Returning to Penryn as an adult, Keltner discovered that most of his friend’s parents died young of a variety of diseases. His book cites research showing that a person’s social class predicts their vulnerability to disease. “With each rung down the class ladder,” he wrote, “an individual is more likely to suffer from disease and to live a shorter life, to battle hypertension, cervical, cervical cancer, and painful arthritis, and to suffer from other chronic illnesses.” Growing up poor, research shows, “shaves six years off life expectancy.”

Keltner wrote the short book in 2016, before the election of Donald Trump, and there is some cognitive dissonance in reading the first 100 pages in a post-election world. Keltner writes about a “new science of power,” which posits that only socially intelligent, caring and compassionate people ultimately become leaders. His book revolves around 20 “Power Principles” such as “enduring power comes from empathy” and “enduring power comes from telling stories that unite,” and “groups give power to those who advance the greater good.” It is hard to connect those concepts with current reality.
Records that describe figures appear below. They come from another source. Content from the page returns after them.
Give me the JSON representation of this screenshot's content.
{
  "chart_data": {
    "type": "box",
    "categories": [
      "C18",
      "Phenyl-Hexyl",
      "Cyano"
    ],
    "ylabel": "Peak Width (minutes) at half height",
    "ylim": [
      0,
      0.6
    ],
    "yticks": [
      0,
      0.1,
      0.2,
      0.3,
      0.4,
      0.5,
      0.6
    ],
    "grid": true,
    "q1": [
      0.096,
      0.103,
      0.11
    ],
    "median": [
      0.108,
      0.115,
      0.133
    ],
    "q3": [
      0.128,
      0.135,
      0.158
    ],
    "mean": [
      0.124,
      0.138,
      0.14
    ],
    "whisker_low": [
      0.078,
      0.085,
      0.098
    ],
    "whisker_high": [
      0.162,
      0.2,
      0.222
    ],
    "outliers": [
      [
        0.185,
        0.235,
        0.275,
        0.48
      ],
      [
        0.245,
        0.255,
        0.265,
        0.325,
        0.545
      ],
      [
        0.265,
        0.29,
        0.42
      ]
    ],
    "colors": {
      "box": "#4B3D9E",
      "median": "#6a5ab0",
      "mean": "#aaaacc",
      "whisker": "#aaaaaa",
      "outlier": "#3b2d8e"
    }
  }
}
Yet the “power paradox” of the book’s title is this: “we rise in power and make a difference in the world due to what is best about human nature, but we fall from power due to what is worst.” Keltner writes that people become leaders by exhibiting compassion, listening skills and other positive behaviors, but once they obtain power they tend to behave “like impulsive, out-of-control sociopaths.”
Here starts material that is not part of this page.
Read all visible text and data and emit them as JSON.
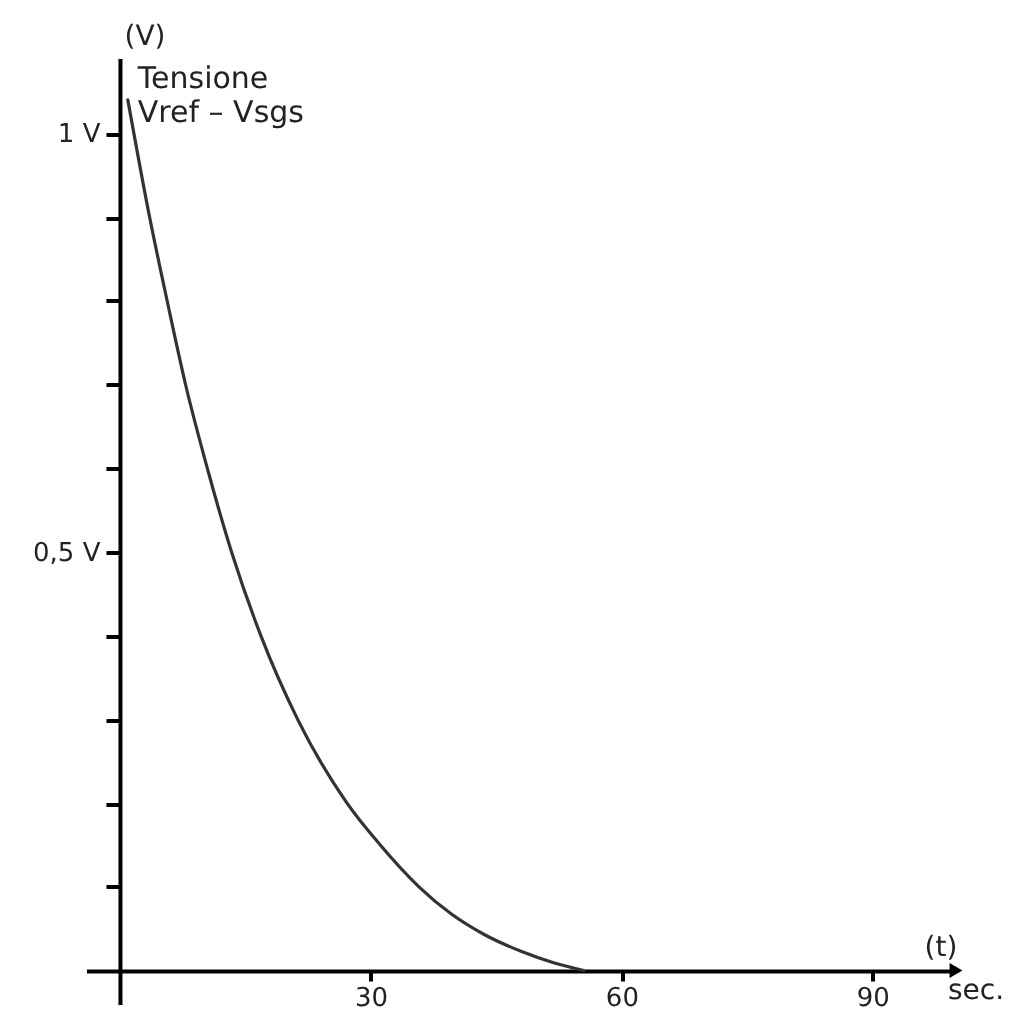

Keltner had originally written a longer chapter on coercive Machiavellian power for the first draft of the book, “but in the spirit of collective optimism we cut it,” he said. “If I were to write the book now, I would say that human societies are an interesting combination of coercive, manipulative, aggressive power and prosocial and connective power.” The book has been translated into 12 languages.

After the election, the book might have seemed “too optimistic” to people fearful about the effects of Trump’s presidency, Keltner said. But the election increased interest in GGSC. “There is a real hunger to foster feelings of reconciliation and compassion even at a time when people feel alienated from one another,” Marsh said. “They are eager for any information that can help develop a greater sense of empathy and forgiveness, even for people who seem different from themselves.”
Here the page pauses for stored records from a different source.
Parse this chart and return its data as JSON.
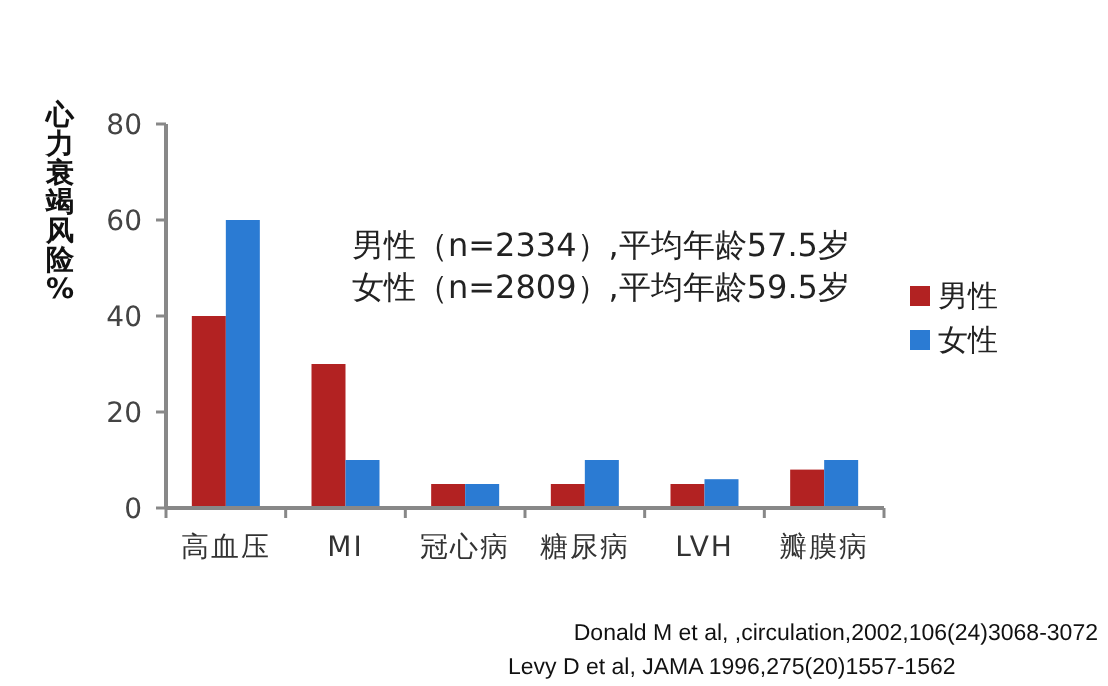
{
  "chart_data": {
    "type": "bar",
    "ylabel": "心力衰竭风险%",
    "categories": [
      "高血压",
      "MI",
      "冠心病",
      "糖尿病",
      "LVH",
      "瓣膜病"
    ],
    "series": [
      {
        "name": "男性",
        "color": "#b22222",
        "values": [
          40,
          30,
          5,
          5,
          5,
          8
        ]
      },
      {
        "name": "女性",
        "color": "#2b7bd3",
        "values": [
          60,
          10,
          5,
          10,
          6,
          10
        ]
      }
    ],
    "ylim": [
      0,
      80
    ],
    "yticks": [
      0,
      20,
      40,
      60,
      80
    ],
    "legend": "right",
    "annotations": [
      "男性（n=2334）,平均年龄57.5岁",
      "女性（n=2809）,平均年龄59.5岁",
      "Donald M et al, ,circulation,2002,106(24)3068-3072",
      "Levy D et al, JAMA 1996,275(20)1557-1562"
    ]
  }
}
Meanwhile, Keltner continues to explore practices related to the “greater good.” He volunteers at San Quentin a few times a year; works with national health care executives to incorporate GGSC practices into health care settings; and continues to teach and spend time with his family.

He also tries to spend as much time as possible outdoors, especially in places that evoke awe in him, such as the high Sierras. “Sometimes it takes a while to figure out who you are,” he said. He loves backpacking and camping and sleeping outside. “I don’t mind bears running around,” he said. Happiness, it turns out, can be found in unexpected places.